Ist eine Reservierungsgebühr von 10.000 Euro schon ein mittelbarer Kaufzwang? Damit und anderen bereicherungsrechtlichen Fragen hatte sich das LG Köln zu befassen.
Ist jemand an einer Eigentumswohnung interessiert und zahlt eine Reservierungsgebühr, kann diese zurückverlangt werden, wenn kein Kaufvertrag zustande kommt. Das hat das Landgericht (LG) Köln entschieden (Teilurt. v. 26.08.2021, Az. 2 O 292/19).
Nachdem der Kläger das Hausgrundstück der Beklagten besichtigt hatte, einigte man sich auf einen Kaufpreis von 1.200.000 Euro sowie eine Reservierungsgebühr von 10.000 Euro, welche der Kläger auch tatsächlich zahlte. Nach der vom Kläger frei formulierten "Reservierungsvereinbarung" sollte die Gebühr zu Gunsten der Beklagten verfallen, soweit bis zum 31.12.2021 kein Kauf zum vereinbarten Preis zustande kommen sollte.
Ein anberaumter Notartermin musste verschoben werden und nach mehreren Änderungswünschen des Klägers scheiterten die Kaufverhandlungen im Februar 2019 endgültig. Nach Ansicht des Klägers haben die Beklagten das Scheitern der Verhandlungen zu vertreten. Zudem sei die Reservierungsvereinbarung wegen Formnichtigkeit unwirksam und müsse zurückgezahlt werden. Wiederum meinen die Beklagten, die notarielle Beglaubigung der Reservierungsvereinbarung sei gar nicht erforderlich. Weiter meinen sie, auch ihre jetzt wertlosen Aufwendungen für insgesamt zehn Besichtigungstermine müssten vergütet werden.
Zweckverfehlungskondiktion und mittelbarer Kaufzwang
Das LG Köln sprach dem Kläger jetzt ein Anspruch auf Rückzahlung der Reservierungsgebühr zu, nicht aber auf Rückzahlung der Notarkosten.
Der Rückzahlungsanspruch ergibt sich dabei nach Auffassung des Gerichts aus der Zweckverfehlungskondiktion, § 812 Abs. 1 S. 2 Alt. 2 Bürgerliches Gesetzbuch (BGB). Hierzu führt das LG aus, dass der Anspruch auf dem Gedanken beruhe, dass die Beteiligten den künftigen Eintritt eines von der bloßen Erfüllung einer Verbindlichkeit abweichenden besonderen Erfolges als Zweck einer Zuwendung und damit als Behaltensgrund vereinbaren können. Das gelte auch für eine künftige, dann nicht entstandene Verpflichtung.
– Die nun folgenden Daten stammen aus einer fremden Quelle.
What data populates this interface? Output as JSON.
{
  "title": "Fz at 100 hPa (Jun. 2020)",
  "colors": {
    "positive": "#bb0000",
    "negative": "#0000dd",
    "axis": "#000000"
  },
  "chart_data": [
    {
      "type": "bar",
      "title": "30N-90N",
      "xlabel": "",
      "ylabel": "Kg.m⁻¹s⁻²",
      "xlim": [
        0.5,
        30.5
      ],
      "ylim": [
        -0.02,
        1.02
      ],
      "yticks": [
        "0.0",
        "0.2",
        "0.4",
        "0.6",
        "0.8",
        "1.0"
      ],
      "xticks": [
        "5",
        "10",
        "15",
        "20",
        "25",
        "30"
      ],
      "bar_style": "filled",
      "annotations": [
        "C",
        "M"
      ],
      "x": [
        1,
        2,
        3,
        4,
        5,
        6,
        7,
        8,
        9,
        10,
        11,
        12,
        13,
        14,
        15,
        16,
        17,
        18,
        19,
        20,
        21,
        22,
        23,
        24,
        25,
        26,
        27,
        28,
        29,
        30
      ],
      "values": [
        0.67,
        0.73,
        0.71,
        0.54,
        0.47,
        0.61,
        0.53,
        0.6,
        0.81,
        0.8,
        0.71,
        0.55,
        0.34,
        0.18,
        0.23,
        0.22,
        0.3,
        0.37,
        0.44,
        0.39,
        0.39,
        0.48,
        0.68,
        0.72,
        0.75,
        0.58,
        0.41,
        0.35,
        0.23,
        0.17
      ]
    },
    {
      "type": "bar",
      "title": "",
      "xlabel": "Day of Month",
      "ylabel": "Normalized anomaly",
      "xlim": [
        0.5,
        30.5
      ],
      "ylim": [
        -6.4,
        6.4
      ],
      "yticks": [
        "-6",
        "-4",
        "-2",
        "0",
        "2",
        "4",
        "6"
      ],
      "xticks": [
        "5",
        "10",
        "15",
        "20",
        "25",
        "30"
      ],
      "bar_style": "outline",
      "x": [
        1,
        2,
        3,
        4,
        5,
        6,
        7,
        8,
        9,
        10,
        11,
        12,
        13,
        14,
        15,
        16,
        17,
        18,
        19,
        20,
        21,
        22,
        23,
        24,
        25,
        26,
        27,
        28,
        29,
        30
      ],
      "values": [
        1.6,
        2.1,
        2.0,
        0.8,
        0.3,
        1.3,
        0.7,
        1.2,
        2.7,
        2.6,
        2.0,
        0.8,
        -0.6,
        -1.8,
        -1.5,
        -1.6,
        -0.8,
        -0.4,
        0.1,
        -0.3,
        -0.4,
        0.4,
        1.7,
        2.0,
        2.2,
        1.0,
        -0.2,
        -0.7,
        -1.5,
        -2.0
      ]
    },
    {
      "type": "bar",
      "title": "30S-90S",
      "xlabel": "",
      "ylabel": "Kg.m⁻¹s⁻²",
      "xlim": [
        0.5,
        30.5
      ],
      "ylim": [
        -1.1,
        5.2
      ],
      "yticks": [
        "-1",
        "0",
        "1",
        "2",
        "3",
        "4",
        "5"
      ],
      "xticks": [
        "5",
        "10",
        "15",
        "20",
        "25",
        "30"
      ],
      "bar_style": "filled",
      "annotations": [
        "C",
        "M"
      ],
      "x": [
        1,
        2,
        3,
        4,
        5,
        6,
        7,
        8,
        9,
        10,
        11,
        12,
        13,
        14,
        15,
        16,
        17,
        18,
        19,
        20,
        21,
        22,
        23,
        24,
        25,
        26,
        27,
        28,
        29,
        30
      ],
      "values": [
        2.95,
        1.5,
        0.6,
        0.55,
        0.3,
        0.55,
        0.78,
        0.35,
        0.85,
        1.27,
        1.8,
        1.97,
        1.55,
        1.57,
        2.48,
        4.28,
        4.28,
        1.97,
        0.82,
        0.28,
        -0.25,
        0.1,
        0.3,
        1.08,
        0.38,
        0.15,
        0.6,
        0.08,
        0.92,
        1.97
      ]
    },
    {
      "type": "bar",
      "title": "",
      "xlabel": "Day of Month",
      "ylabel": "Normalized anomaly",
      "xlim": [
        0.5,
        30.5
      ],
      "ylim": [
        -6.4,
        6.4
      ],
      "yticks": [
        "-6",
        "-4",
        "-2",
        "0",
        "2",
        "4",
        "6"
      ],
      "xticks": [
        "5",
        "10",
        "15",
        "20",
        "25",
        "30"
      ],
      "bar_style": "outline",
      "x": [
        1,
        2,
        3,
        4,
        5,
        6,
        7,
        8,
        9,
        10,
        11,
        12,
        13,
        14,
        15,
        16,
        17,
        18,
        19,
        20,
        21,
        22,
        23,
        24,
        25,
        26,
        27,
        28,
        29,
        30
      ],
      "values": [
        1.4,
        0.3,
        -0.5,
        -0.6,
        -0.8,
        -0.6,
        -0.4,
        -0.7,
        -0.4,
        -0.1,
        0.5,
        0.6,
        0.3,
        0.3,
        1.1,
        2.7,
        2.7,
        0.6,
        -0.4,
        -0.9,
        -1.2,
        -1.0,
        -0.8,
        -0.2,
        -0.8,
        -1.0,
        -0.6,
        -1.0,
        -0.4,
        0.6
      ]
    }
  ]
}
Die Reservierungsvereinbarung sei wegen Formnichtigkeit unwirksam, da sie nicht notariell beurkundet worden sei, so das LG. Die Reservierungsvereinbarung hätte ebenso wie das Grundstücksgeschäft notariell beurkundet werden müssen. Mit dem Kaufvertrag über die Immobilie sollte die Vereinbarung nach Überzeung des Gerichts "stehen und fallen" und habe mit 10.000 Euro auch eine Höhe erreicht, die einen mittelbaren Zwang zum Kauf ausübe, so das Gericht. Eine mögliche Heilung des Formmangels sei auch nicht eingetreten, weil ein notarieller Kaufvertrag nicht abgeschlossen worden sei.
Auch habe Kläger den bezweckten Erfolg nicht treuwidrig verhindert und könne sich daher auf den Formmangel berufen, so das Gericht weiter. Es seien nämlich strenge Anforderungen daran zu stellen, wann das Formerfordernis nicht gelten solle, meint das Gericht. Hier habe sogar einer der Beklagten als Rechtsanwalt die formalen Anforderungen gekannt. Der Kläger habe auch aus sachlichen Gründen - nämlich wegen des Fehlens einer Baugenehmigung - von dem Kauf Abstand genommen.
Ein nennenswerter Schaden im Rechtssinne ist den Beklagten nach Auffassung des Gerichts durch die in diesem Fall ergebnislosen Besichtigungstermine auch nicht entstanden.
Das Urteil ist noch nicht rechtskräftig.